Joe tugged on the key: it wouldn't budge. He yanked hard, but it was stuck.

“Damn.”

“He's gone, man. And I don't even know where he split to. We used to live up at the Family, but I couldn't take all the PTSes. And anyway, Bill Dillinger, man, he's heading into this real weird place, like, he's really putting out some weird ego trip and I didn't wanna hang around him anymore, you know? Their whole inner-reality program is on the skids. So me and Othello found this really groovy little place, it's right back there, across that field, see? It doesn't have any running water or heat right now, but the price is right—only a hundred and fifty a month. And the vibes are wonderful. He's almost a Clear. I'm a Pre-Clear and also a pretty heavy SP. But for a while, there, we were really moving up The Bridge together fantastically. Then this morning—wow. The stars must be all messed up. I'm running this goddam negative karma you wouldn't believe. Othello went out last night and didn't return until two
A.M.
He was really uptight and doing a whole bunch of Overts.
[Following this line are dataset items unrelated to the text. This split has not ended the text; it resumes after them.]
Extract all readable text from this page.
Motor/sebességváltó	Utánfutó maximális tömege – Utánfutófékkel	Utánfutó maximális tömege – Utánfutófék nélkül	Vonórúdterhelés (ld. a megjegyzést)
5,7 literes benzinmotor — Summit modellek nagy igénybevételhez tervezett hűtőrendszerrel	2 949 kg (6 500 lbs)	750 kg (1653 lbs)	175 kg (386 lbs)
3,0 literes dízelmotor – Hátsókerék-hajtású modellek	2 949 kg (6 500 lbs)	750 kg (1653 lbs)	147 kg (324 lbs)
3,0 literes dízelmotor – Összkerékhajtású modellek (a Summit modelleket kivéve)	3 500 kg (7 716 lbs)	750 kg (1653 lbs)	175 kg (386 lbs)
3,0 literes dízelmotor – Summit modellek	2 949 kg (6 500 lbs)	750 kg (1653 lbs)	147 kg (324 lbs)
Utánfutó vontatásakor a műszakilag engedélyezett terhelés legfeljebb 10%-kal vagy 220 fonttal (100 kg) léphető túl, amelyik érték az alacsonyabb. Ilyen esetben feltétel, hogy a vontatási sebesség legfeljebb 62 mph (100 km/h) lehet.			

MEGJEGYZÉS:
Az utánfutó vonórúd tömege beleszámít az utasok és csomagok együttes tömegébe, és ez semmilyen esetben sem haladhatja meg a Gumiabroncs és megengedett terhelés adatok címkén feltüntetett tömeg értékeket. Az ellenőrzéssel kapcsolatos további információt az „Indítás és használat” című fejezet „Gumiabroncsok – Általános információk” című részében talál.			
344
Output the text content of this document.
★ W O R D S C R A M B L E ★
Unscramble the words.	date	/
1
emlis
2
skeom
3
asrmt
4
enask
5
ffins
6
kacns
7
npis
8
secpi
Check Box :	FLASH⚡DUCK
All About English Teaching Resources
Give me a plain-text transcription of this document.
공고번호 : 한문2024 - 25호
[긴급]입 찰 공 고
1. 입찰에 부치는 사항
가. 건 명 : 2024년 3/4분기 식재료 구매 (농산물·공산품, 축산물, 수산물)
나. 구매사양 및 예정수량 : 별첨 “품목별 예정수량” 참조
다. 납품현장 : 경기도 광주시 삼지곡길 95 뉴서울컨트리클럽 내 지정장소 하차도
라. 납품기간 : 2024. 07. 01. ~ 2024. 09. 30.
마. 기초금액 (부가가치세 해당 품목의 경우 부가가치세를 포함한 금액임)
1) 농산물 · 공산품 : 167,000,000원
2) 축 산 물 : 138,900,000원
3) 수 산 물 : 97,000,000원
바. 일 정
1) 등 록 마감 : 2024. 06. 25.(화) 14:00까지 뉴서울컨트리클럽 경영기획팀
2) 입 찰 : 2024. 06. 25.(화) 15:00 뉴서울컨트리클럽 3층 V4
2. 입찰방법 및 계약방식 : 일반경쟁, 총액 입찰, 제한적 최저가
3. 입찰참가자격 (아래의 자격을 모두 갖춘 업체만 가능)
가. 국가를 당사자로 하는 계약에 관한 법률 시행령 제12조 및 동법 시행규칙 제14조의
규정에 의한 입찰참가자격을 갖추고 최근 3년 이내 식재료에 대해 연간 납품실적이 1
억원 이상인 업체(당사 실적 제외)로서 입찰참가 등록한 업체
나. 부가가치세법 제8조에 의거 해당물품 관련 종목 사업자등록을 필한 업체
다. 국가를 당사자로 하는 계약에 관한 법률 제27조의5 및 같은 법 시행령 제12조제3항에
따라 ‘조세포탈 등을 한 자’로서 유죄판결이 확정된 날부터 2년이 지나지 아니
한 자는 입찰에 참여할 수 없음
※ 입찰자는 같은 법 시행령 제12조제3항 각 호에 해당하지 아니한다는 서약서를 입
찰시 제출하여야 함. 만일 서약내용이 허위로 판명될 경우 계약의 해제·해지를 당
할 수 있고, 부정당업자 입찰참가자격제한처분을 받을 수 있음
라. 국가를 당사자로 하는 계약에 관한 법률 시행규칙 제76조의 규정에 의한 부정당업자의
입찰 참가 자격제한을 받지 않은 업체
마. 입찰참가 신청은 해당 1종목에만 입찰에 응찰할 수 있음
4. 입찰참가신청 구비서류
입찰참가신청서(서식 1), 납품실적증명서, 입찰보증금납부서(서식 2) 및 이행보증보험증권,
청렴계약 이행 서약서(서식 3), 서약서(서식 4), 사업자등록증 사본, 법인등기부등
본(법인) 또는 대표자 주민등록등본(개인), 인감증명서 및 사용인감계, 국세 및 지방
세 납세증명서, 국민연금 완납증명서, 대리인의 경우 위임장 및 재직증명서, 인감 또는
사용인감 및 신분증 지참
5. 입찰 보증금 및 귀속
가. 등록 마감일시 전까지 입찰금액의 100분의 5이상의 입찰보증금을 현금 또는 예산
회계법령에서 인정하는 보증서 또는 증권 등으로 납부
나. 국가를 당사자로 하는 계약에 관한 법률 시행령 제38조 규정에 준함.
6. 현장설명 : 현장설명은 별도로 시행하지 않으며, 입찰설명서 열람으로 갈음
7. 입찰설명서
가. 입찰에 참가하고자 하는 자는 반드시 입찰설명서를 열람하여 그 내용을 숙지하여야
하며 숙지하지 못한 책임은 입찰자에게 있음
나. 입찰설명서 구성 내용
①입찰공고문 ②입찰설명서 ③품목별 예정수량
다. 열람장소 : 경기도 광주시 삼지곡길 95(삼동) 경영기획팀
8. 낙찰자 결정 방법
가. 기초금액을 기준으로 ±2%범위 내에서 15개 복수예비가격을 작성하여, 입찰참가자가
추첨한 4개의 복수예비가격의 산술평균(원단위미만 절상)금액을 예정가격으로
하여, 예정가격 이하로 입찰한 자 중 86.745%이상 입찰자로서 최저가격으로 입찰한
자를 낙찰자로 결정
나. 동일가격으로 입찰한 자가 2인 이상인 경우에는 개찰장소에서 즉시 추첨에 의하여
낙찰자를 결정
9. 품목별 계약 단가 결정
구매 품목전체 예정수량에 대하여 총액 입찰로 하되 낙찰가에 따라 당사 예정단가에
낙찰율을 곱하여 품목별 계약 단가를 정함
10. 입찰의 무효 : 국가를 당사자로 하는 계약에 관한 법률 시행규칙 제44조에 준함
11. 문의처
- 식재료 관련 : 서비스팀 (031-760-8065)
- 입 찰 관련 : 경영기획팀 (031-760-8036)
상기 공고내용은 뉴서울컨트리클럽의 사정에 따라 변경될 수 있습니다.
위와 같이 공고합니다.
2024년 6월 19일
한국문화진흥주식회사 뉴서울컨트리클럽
We had a big fight and couldn't do any Word Clearing at all. And then he just split—barefoot! Can you dig it? I threw an I Ching and it told me I shouldn't even of got outta bed this morning. But I gotta find him, man. I really love him. This is such a beautiful place to live—why are we all so unhappy?”

Joe said, “Lookit this. My key's stuck in the lock. Not only can I not open the door, now I can't even start the truck, 'cause the lousy key's stuck in the lock.”

“It's me, man. I wanna be an Upstat, but every place I go I screw up all the ions in the air. I don't know why I keep pushing all the wrong Buttons. I need a hit of something, man, I really do. You got any shit in the truck? Some reds … a popper, maybe? Or even a little grass? I really could use a hit of
something.

Joe stared at her, wondering who was writing this script. He said, “How'm I gonna get this key unstuck?”

“Don't ask me, man, I'm not very mechanical.”

“Well, why don't you quit messing with the ions for a minute, so I can get my key out?”

“I don't know how to,” she sobbed. “Ever since I left Chicago, I don't know what's the matter with me. But I keep having all these ARC breaks. One week after I landed in the Family, I got gonorrhea. Then some tithead I never even met before got me pregnant. I dunno what's wrong with me. My Flow One, Flow Two, and Flow Zero are so fucked up I can't see straight. I don't know if I can live without Othello, man. He was my Auditor in Chicago. He was the biggest Win I ever had. You gotta help me find him.”

“I can't get my ignition key out of this door.”

“Where could he go without his shoes on?” she hiccoughed bewilderedly. “You know what he called me?—a ‘stinkin' gorilla.' Then he smashed our E-meter and ran away. If I don't find him I'm gonna kill myself. I'm so blue … and I'm broke. I couldn't buy a nickel bag if you paid me to. God knows what's wrong. I
hate
falling off The Bridge. Mars or Jupiter must be all screwed up. Wow. What a bummer! I bet I'll be a Pre-Clear forever!”

Locating his toolbox under the front seat, Joe assaulted the door paneling with screwdrivers, pliers, a socket wrench, a hammer. As he worked, in a frenzy of trying to stay calm so he wouldn't freak out entirely, Joe puzzled over his own bad luck. Where had he learned this heartrending ability to step in shit?

Talk about karma!

“Do you think he'll come back?” she persisted. “If he left without his shoes, he'll return, won't he?”